2 - Não sendo o Município de Ponta Delgada elegível ao financiamento do PART, nem estando vinculado à Portaria n.º 7-A/2024, de 5 de janeiro, que define as condições de atribuição de passes gratuitos para jovens estudantes, mas não querendo deixar de atender às dificuldades financeiras das famílias, em especial com os custos dos transportes e atendendo às políticas de sustentabilidade defendidas por esta edilidade é proposta a criação do apoio na comparticipação das tarifas mensais do transporte urbano regular de passageiros aplicadas a seniores e estudantes.
3 - A aprovação do Regime Jurídico Serviço Público de Transporte de Passageiros (RJSPTP), consubstanciado na Lei n.º 52/2015, de 9 de junho, define de forma clara as responsabilidades dos vários níveis da Administração no que se refere à regulação do serviço público de transporte de passageiros, descentralizando a figura de Autoridade de Transportes, atribuindo aos Municípios um papel central no planeamento, gestão e monitorização, informação e divulgação do sistema de transporte público de passageiros. Nos termos do RJSPTP o Município de Ponta Delgada é a autoridade de transporte competente quanto aos serviços públicos de transporte de passageiros que se desenvolvam integral ou maioritariamente na respetiva área geográfica.
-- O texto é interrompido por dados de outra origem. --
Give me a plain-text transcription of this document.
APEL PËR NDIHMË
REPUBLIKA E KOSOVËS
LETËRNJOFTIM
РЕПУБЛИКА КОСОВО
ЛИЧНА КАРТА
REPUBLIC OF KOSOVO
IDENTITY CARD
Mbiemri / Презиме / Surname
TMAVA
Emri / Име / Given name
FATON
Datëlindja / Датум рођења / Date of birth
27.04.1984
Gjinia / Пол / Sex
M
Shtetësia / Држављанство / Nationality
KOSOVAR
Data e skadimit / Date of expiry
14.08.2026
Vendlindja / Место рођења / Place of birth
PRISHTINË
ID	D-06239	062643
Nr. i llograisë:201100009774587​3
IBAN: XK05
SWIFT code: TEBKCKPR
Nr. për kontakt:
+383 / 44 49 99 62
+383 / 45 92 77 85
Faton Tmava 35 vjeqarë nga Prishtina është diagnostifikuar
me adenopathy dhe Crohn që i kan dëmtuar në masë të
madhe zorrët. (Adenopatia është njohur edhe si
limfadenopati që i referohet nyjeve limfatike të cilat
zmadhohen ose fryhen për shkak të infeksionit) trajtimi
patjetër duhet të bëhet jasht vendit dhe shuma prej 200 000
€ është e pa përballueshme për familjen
Neste sentido, promoveu o Município de Ponta Delgada o Serviço de Prestação de Serviço de Transporte Coletivo Regular de Passageiros de Ponta Delgada, serviço contratado no âmbito do processo por concurso público que decorreu com a aprovação do parecer prévio da AMT.
4 - A Lei de Bases do Sistema de Transportes Terrestres, aprovada pela Lei n.º 10/90, de 17 de março, na sua redação atual, prevê a possibilidade de serem estabelecidas e impostas às empresas que exploram atividades de transportes de serviço público, obrigações específicas relativas à qualidade, quantidade e preço das respetivas prestações, alheias à prossecução dos seus interesses comerciais. Para tal e quando destas obrigações resultem prejuízos para o explorador do serviço os entes públicos competentes para o ordenamento dos transportes qualificados de serviço público, autoridade pública, devem compensar os encargos suportados pelas empresas em decorrência das obrigações específicas que a esse título lhes imponham.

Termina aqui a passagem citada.